Lib/copy.py (part 2)
Source:
cpython 3.14 @ ab2d84fe1023/Lib/copy.py
This annotation covers deepcopy internals. See lib_copy_detail for copy.copy, __copy__, dispatch tables, and shallow copying of containers.
Map
| Lines | Symbol | Role |
|---|---|---|
| 1-80 | deepcopy entry | Dispatch to atomic, memo hit, or _deepcopy_dispatch |
| 81-180 | _deepcopy_atomic | Return the same object (int, str, float, None, etc.) |
| 181-300 | _deepcopy_list / _deepcopy_tuple | Recursively copy container elements |
| 301-400 | _reconstruct / __reduce_ex__ | Copy arbitrary objects via pickle protocol |
Reading
deepcopy entry
# CPython: Lib/copy.py:128 deepcopy
def deepcopy(x, memo=None, _nil=[]):
"""Return a deep copy of x."""
if memo is None:
memo = {}
d = id(x)
y = memo.get(d, _nil)
if y is not _nil:
return y # Already copied (handles circular references)
cls = type(x)
copier = _deepcopy_dispatch.get(cls)
if copier is not None:
y = copier(x, memo)
elif (copier := _deepcopy_dispatch.get(type(x).__reduce_ex__)):
y = _reconstruct(x, memo, *x.__reduce_ex__(4))
else:
...
memo[d] = y
_keep_alive(x, memo) # Prevent x from being GC'd while memo holds id(x)
return y
The memo dict prevents infinite recursion for self-referential structures: lst = []; lst.append(lst); deepcopy(lst) returns a new list containing itself.
_deepcopy_atomic
# CPython: Lib/copy.py:230 _deepcopy_atomic
def _deepcopy_atomic(x, memo):
return x # These types are immutable: no need to copy
for t in (type(None), int, float, bool, complex, str,
tuple, bytes, frozenset, type, range, slice,
type(Ellipsis), type(NotImplemented),
types.BuiltinFunctionType, types.FunctionType):
_deepcopy_dispatch[t] = _deepcopy_atomic
Immutable objects are returned as-is.

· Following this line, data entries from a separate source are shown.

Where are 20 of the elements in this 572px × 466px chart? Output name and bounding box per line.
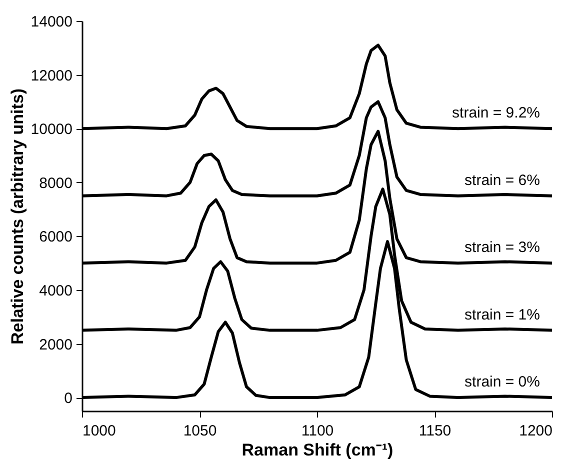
series-label: strain = 1% — [464, 306, 540, 324]
series-label: strain = 6% — [464, 172, 540, 189]
y-tick-label: 4000 — [39, 282, 72, 300]
series-label: strain = 3% — [464, 239, 540, 256]
series-label: strain = 9.2% — [452, 104, 540, 122]
y-tick-label: 0 — [64, 390, 72, 408]
y-tick-label: 8000 — [39, 174, 72, 192]
series-label: strain = 0% — [464, 374, 540, 391]
y-tick-label: 10000 — [30, 121, 72, 138]
x-tick-label: 1100 — [301, 422, 334, 440]
y-tick-label: 14000 — [30, 14, 72, 30]
x-tick-label: 1150 — [418, 422, 452, 440]
y-axis-title: Relative counts (arbitrary units) — [8, 88, 27, 345]
x-tick-label: 1200 — [519, 422, 552, 440]
x-tick-label: 1000 — [82, 422, 116, 440]
y-tick-label: 2000 — [39, 336, 72, 354]
y-tick-label: 12000 — [30, 67, 72, 84]
y-tick-label: 6000 — [39, 228, 72, 246]
x-tick-label: 1050 — [183, 422, 217, 440]
x-axis-title: Raman Shift (cm⁻¹) — [242, 440, 394, 460]
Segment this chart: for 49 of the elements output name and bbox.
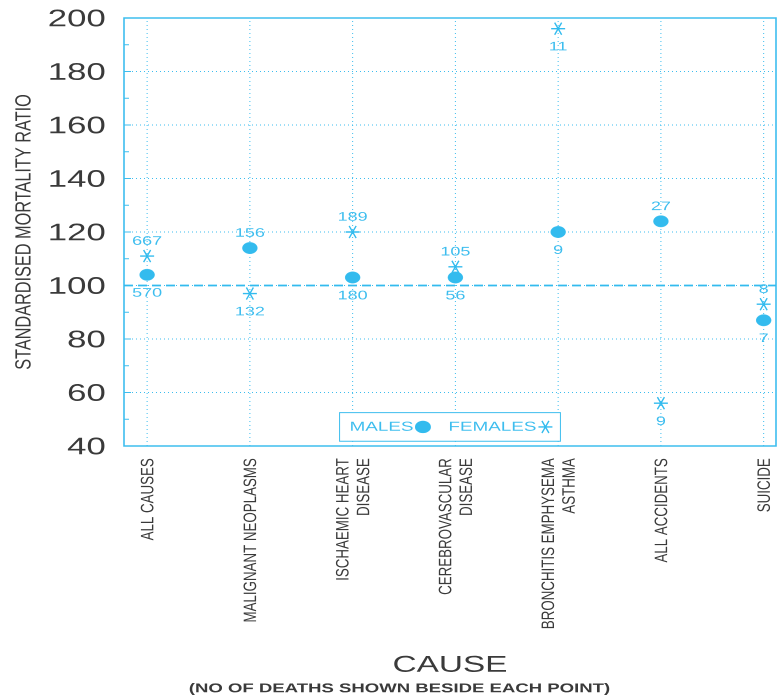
y-tick-label: 120 (50, 224, 104, 240)
x-tick-label: CEREBROVASCULAR DISEASE (438, 458, 472, 594)
annotation: 9 (554, 245, 562, 254)
x-tick-label: ALL ACCIDENTS (654, 458, 668, 563)
point (448, 272, 464, 284)
text: (NO OF DEATHS SHOWN BESIDE EACH POINT) (190, 683, 610, 695)
point (653, 215, 669, 228)
point (550, 226, 566, 238)
x-tick-label: ALL CAUSES (140, 458, 154, 540)
point (653, 396, 669, 410)
y-tick-label: 180 (50, 63, 104, 80)
point (344, 272, 360, 284)
point (756, 297, 772, 311)
point (344, 225, 360, 239)
y-tick-label: 160 (50, 116, 104, 134)
annotation: 132 (236, 306, 264, 316)
y-tick-label: 100 (50, 277, 104, 294)
annotation: 180 (339, 290, 367, 300)
annotation: 105 (442, 246, 470, 256)
annotation: 8 (759, 284, 768, 294)
y-tick-label: 200 (49, 10, 104, 26)
x-tick-label: MALIGNANT NEOPLASMS (243, 458, 256, 622)
legend-label: FEMALES (450, 422, 536, 431)
point (242, 286, 258, 300)
x-tick-label: SUICIDE (757, 458, 770, 512)
point (756, 314, 772, 326)
annotation: 189 (339, 212, 367, 221)
annotation: 9 (656, 416, 666, 426)
y-tick-label: 80 (68, 330, 104, 348)
point (448, 260, 464, 274)
x-tick-label: ISCHAEMIC HEART DISEASE (336, 458, 370, 580)
annotation: 7 (760, 333, 768, 342)
y-tick-label: 60 (68, 384, 104, 401)
x-axis-title: CAUSE (394, 656, 506, 672)
point (139, 249, 155, 263)
annotation: 56 (446, 290, 465, 300)
y-tick-label: 40 (68, 438, 104, 454)
point (242, 242, 258, 254)
annotation: 156 (236, 228, 264, 237)
y-axis-title: STANDARDISED MORTALITY RATIO (15, 94, 31, 370)
legend-label: MALES (351, 422, 413, 431)
y-tick-label: 140 (50, 170, 104, 187)
annotation: 667 (133, 236, 162, 245)
x-tick-label: BRONCHITIS EMPHYSEMA ASTHMA (541, 458, 575, 628)
annotation: 27 (652, 201, 670, 210)
point (550, 22, 566, 36)
annotation: 11 (550, 42, 567, 50)
annotation: 570 (132, 288, 162, 297)
point (139, 268, 155, 281)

This is a significant optimization: deepcopy({'a': 1, 'b': 'hello'}) copies the dict but shares the int and str objects.
_deepcopy_list
# CPython: Lib/copy.py:250 _deepcopy_list
def _deepcopy_list(x, memo):
y = []
memo[id(x)] = y # Register BEFORE recursing to handle cycles
append = y.append
for a in x:
append(deepcopy(a, memo))
return y
The key insight: memo[id(x)] = y is done before recursing into elements. If an element references x, the memo lookup will find the (still empty) copy y instead of infinite recursion.
_reconstruct
# CPython: Lib/copy.py:300 _reconstruct
def _reconstruct(x, memo, func, args, state=None, listiter=None, dictiter=None,
*, deepcopy=deepcopy):
"""Reconstruct an object using its __reduce__ output."""
deep = memo is not None
if deep and args:
args = (deepcopy(arg, memo) for arg in args)
y = func(*args)
if state is not None:
if deep:
state = deepcopy(state, memo)
if hasattr(y, '__setstate__'):
y.__setstate__(state)
else:
y.__dict__.update(state)
...
return y
_reconstruct drives the pickle protocol: __reduce_ex__ returns (callable, args, state, ...). The callable is invoked to create the object, then state is applied via __setstate__. This handles complex objects like datetime, user-defined classes, etc.
gopy notes
deepcopy is module/copy.DeepCopy in module/copy/module.go. _deepcopy_dispatch is a Go map from reflect.Type to copy functions. Atomic types are returned directly. _reconstruct uses objects.ReduceEx to get the reduce tuple and objects.CallOneArg to invoke the constructor.